Bronchial circulation plays a critical role in the pathophysiology of
burn and
smoke inhalation-induced
acute lung injury. A 10-fold increase in bronchial blood flow is associated with excessive production of
nitric oxide (NO) following
smoke inhalation and cutaneous
burn. Because an increased release of
neuropeptides from the airway has been implicated in
smoke inhalation injury, we hypothesized that direct delivery into the bronchial artery of low-dose
7-nitroindazole (7-NI), a specific neuronal
NO synthase inhibitor, would attenuate
smoke/
burn-induced
acute lung injury. Eighteen adult female sheep were instrumented for chronic hemodynamic monitoring 5 to 7 days before the injury. The bronchial artery was cannulated via intercostal
thoracotomy, while blood flow was preserved.
Acute lung injury was induced by 40% total body surface area third-degree cutaneous
burn and
smoke inhalation (48 breaths of cotton
smoke, <40°C) under deep
anesthesia. Following injury, animals (35.4 ± 1.1 kg) were divided into three groups: (a) 7-NI group: 1 h after injury, 7-NI (0.01 mg · kg · h, 2 mL · h) was continuously infused into the bronchial artery, n = 6; (b) control group: 1 h after injury, same amount of saline was injected into the bronchial artery, n = 6; (c)
sham group: no injury, no treatment, same operation and
anesthesia, n = 6. After injury, all animals were ventilated and fluid resuscitated according to an established protocol. The experiment was conducted for 24 h.

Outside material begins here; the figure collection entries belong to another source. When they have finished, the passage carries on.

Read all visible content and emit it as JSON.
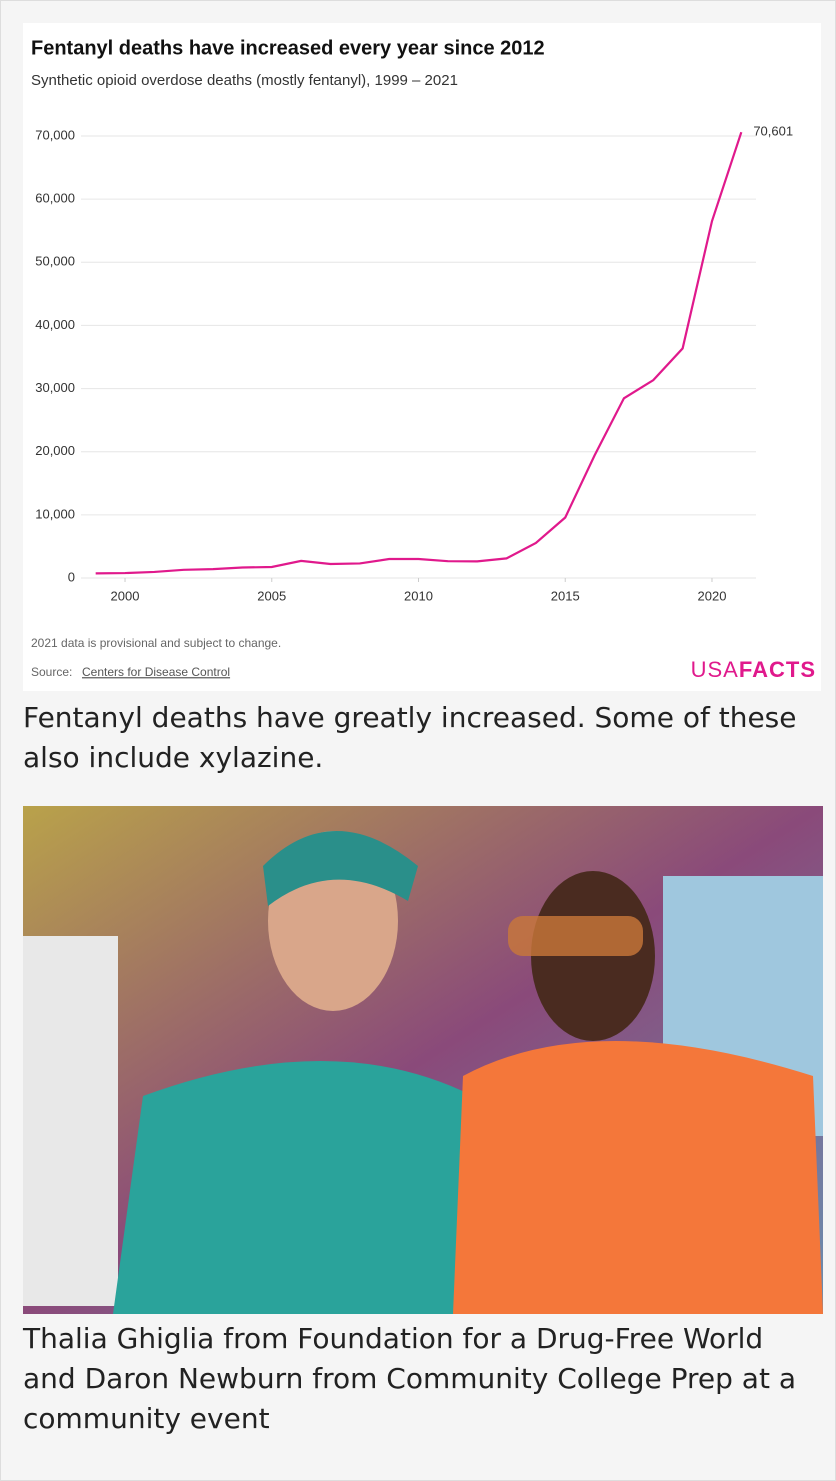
{
  "chart_data": {
    "type": "line",
    "title": "Fentanyl deaths have increased every year since 2012",
    "subtitle": "Synthetic opioid overdose deaths (mostly fentanyl), 1999 – 2021",
    "x": [
      1999,
      2000,
      2001,
      2002,
      2003,
      2004,
      2005,
      2006,
      2007,
      2008,
      2009,
      2010,
      2011,
      2012,
      2013,
      2014,
      2015,
      2016,
      2017,
      2018,
      2019,
      2020,
      2021
    ],
    "values": [
      730,
      782,
      957,
      1295,
      1400,
      1664,
      1742,
      2707,
      2213,
      2306,
      3007,
      3007,
      2666,
      2628,
      3105,
      5544,
      9580,
      19413,
      28466,
      31335,
      36359,
      56516,
      70601
    ],
    "value_labels": [
      null,
      null,
      null,
      null,
      null,
      null,
      null,
      null,
      null,
      null,
      null,
      null,
      null,
      null,
      null,
      null,
      null,
      null,
      null,
      null,
      null,
      null,
      "70,601"
    ],
    "color": "#e0198c",
    "xlim": [
      1998.5,
      2021.5
    ],
    "xticks": [
      2000,
      2005,
      2010,
      2015,
      2020
    ],
    "ylim": [
      0,
      70000
    ],
    "yticks": [
      0,
      {
        "value": 10000,
        "label": "10,000"
      },
      {
        "value": 20000,
        "label": "20,000"
      },
      {
        "value": 30000,
        "label": "30,000"
      },
      {
        "value": 40000,
        "label": "40,000"
      },
      {
        "value": 50000,
        "label": "50,000"
      },
      {
        "value": 60000,
        "label": "60,000"
      },
      {
        "value": 70000,
        "label": "70,000"
      }
    ],
    "grid": true,
    "note": "2021 data is provisional and subject to change.",
    "source_prefix": "Source:",
    "source": "Centers for Disease Control",
    "logo_light": "USA",
    "logo_bold": "FACTS"
  },
  "captions": [
    "Fentanyl deaths have greatly increased.  Some of these also include xylazine.",
    "Thalia Ghiglia from Foundation for a Drug-Free World and Daron Newburn from Community College Prep at a community event"
  ]
}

Injury induced severe pulmonary dysfunction, which was associated with increases in lung
edema formation,
airway obstruction,
malondialdehyde, and
nitrate/
nitrite.
7-Nitroindazole injection into the bronchial artery reduced the degree of lung
edema formation and improved pulmonary gas exchange. The increase in
malondialdehyde and
nitrate/
nitrite in lung tissue was attenuated by treatment. Our data strongly suggest that local airway production of NO contributes to pulmonary dysfunction following
smoke inhalation and
burn injury. Most mechanisms that drive this pathophysiology reside in the airway.